Which medication is contraindicated in pregnancy for meningococcal prophylaxis?
A. Rifampin
B. Ceftriaxone
C. Azithromycin
D. Doxycycline
Answer: A. Rifampin
, Rationale: Rifampin can cause teratogenic effects and is contraindicated during pregnancy. Ceftriaxone
is a safer alternative.
8.
A 70-year-old presents with a “pasted-on,” wart-like lesion on the back. It is tan, rough, and
asymptomatic. Diagnosis?
A. Melanoma
B. Seborrheic keratosis
C. Basal cell carcinoma
D. Actinic keratosis
Answer: B. Seborrheic keratosis
Rationale: Benign, common in the elderly, and described as “stuck-on” lesions. No malignant potential.
9.
Which of the following findings is most concerning for malignant melanoma?

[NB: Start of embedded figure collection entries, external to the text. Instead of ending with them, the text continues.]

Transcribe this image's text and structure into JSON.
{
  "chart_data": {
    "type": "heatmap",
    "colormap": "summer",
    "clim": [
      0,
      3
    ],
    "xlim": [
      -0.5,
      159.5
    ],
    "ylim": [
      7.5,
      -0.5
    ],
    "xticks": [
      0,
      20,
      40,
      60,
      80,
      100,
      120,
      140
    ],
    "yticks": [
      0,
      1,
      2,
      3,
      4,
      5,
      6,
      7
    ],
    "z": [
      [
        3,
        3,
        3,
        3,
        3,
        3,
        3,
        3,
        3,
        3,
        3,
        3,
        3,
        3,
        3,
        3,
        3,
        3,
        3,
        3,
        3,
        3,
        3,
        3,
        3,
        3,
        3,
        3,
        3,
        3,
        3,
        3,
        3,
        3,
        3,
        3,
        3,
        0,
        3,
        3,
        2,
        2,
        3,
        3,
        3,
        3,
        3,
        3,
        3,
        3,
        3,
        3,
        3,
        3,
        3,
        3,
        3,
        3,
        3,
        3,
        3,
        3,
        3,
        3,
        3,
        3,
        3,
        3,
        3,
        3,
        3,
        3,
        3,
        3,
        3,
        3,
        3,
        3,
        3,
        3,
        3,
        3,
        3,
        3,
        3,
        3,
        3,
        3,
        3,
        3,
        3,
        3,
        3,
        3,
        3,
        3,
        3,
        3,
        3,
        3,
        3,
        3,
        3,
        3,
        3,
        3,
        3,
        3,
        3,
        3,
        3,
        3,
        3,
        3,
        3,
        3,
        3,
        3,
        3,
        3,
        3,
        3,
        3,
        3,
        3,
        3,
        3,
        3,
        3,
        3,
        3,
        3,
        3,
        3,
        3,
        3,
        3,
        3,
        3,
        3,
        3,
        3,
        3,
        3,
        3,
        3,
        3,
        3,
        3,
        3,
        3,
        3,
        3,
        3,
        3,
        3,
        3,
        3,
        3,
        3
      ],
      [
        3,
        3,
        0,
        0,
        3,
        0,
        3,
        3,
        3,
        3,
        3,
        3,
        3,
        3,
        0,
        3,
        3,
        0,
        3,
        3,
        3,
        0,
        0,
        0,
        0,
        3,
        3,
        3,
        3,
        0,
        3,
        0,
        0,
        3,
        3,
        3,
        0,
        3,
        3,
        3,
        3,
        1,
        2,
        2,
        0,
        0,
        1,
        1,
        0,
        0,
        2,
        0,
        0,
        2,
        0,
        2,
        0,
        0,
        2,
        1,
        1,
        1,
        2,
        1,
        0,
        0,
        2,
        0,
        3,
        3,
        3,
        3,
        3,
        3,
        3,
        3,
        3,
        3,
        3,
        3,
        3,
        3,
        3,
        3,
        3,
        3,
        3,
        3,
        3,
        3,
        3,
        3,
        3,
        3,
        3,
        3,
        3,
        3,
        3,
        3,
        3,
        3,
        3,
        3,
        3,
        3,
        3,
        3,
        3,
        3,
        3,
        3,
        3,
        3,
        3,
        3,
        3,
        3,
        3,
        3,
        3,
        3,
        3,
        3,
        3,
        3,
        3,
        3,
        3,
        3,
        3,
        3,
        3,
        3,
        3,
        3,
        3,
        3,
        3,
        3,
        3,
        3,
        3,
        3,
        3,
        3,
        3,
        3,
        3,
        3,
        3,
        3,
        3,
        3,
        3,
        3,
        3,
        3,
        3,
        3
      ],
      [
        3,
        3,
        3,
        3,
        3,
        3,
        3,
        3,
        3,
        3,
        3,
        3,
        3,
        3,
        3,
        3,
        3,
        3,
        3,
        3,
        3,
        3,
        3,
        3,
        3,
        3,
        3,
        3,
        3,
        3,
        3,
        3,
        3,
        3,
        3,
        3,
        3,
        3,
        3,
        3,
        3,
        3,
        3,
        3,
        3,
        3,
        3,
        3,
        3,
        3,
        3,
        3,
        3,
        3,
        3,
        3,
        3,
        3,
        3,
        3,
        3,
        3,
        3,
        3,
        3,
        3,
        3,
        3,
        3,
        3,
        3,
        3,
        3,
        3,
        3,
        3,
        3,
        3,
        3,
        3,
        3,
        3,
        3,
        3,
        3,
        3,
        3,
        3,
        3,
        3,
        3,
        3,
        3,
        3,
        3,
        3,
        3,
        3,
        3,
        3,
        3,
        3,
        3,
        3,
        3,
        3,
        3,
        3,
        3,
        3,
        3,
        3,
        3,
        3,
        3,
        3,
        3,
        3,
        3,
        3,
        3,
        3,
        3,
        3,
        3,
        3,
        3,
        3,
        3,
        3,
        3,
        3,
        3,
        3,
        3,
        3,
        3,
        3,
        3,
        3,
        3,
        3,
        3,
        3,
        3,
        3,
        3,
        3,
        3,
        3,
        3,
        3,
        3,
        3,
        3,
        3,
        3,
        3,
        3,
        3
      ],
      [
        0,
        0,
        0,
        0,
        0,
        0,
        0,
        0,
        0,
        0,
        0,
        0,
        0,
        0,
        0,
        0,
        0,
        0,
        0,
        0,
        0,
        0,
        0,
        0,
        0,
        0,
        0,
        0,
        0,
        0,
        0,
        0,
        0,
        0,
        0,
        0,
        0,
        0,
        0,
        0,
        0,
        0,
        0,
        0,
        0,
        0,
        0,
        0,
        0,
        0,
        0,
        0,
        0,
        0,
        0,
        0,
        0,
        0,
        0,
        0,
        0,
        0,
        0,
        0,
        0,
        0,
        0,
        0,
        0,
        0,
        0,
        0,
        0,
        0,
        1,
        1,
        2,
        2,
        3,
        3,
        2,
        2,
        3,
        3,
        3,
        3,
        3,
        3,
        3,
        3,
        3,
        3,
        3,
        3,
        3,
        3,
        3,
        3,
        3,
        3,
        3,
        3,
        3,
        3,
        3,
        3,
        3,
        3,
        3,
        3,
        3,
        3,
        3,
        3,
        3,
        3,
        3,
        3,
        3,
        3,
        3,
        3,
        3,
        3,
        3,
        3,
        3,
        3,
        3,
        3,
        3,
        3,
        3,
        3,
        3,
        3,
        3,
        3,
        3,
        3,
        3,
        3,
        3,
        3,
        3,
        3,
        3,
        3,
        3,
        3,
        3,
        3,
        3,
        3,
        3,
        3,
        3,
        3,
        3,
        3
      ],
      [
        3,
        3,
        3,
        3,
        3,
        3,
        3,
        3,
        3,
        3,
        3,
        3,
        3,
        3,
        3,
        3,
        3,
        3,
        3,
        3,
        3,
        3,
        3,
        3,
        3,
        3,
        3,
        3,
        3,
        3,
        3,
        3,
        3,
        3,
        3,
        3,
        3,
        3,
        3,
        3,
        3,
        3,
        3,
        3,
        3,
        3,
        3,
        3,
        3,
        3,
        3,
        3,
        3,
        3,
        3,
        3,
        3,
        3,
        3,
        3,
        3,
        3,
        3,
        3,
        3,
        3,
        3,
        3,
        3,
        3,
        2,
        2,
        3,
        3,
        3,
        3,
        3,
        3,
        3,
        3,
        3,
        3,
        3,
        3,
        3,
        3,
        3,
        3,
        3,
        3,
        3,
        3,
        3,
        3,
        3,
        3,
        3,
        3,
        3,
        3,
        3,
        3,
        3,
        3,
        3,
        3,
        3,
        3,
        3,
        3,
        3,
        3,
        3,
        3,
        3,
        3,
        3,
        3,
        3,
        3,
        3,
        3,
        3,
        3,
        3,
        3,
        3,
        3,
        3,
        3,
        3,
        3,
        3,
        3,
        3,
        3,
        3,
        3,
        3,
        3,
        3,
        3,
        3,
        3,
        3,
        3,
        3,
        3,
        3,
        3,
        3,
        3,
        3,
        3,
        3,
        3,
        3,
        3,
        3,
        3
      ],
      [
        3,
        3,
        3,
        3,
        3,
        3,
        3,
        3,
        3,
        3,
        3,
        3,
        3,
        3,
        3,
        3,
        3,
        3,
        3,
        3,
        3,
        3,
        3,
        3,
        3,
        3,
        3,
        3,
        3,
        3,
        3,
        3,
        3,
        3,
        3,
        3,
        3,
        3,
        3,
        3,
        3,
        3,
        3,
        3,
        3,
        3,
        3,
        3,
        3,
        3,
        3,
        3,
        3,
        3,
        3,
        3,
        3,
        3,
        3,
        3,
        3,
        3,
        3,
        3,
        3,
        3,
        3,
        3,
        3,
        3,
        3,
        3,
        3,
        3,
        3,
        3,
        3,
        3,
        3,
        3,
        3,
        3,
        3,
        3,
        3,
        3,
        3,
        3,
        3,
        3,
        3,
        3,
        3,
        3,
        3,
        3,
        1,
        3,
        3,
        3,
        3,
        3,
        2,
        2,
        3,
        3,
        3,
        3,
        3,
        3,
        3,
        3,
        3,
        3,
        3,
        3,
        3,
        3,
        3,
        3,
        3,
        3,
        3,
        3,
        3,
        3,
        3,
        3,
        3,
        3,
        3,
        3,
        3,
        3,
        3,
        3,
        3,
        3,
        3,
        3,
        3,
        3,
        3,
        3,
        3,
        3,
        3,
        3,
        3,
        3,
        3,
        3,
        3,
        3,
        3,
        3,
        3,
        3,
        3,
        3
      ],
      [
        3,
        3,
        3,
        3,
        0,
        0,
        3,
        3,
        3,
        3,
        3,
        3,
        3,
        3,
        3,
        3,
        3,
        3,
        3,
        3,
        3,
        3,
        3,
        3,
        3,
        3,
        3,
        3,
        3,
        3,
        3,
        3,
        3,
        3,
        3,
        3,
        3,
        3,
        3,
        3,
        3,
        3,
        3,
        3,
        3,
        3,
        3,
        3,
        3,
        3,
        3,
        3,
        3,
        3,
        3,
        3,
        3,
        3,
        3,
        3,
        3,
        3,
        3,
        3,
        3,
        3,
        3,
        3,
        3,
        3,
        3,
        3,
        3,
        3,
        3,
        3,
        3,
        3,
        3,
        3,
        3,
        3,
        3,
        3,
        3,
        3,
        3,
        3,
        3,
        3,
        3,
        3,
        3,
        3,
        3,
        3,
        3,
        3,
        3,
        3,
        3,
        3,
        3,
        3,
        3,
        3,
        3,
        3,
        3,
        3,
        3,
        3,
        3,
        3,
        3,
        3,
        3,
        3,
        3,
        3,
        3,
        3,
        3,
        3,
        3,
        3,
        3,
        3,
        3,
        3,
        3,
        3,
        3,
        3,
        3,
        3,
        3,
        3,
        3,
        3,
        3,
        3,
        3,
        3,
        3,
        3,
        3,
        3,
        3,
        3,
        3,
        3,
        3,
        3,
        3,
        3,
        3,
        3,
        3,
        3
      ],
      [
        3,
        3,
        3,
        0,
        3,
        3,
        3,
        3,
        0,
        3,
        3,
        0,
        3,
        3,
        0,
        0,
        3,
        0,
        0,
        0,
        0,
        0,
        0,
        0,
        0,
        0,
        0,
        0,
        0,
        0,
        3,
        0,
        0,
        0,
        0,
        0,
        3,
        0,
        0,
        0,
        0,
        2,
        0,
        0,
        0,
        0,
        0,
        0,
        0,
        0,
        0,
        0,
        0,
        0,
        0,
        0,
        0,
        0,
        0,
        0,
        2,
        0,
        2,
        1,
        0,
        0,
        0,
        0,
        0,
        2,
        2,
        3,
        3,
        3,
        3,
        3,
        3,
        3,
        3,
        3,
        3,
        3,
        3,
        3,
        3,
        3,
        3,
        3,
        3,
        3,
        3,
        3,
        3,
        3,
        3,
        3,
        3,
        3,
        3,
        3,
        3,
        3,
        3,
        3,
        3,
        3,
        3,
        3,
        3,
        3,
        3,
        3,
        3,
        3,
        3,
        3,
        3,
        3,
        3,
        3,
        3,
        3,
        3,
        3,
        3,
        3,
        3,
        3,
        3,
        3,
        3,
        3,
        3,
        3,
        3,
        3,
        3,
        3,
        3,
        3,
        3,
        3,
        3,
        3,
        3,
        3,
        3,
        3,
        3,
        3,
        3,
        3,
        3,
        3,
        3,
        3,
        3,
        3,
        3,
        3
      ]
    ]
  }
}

A. Symmetric lesion with smooth border
B. Uniform color and <5mm
C. Asymmetry and variegated color
D. Soft, waxy surface
Answer: C. Asymmetry and variegated color
Rationale: The ABCDE rule—Asymmetry, Border irregularity, Color variation, Diameter >6mm,
Evolving—helps identify melanoma.
10.
Which of the following antibiotics can cause tendon rupture?
A. Azithromycin
B. Amoxicillin
C. Ciprofloxacin
D. Doxycycline
Answer: C. Ciprofloxacin
Rationale: Fluoroquinolones like ciprofloxacin can cause tendinopathy and tendon rupture, especially in
older adults and those on corticosteroids.
11.
A 68-year-old man with a history of COPD presents with an oxygen saturation of 89% on room air and
pCO₂ of 55 mmHg. What is the primary drive to breathe in this patient?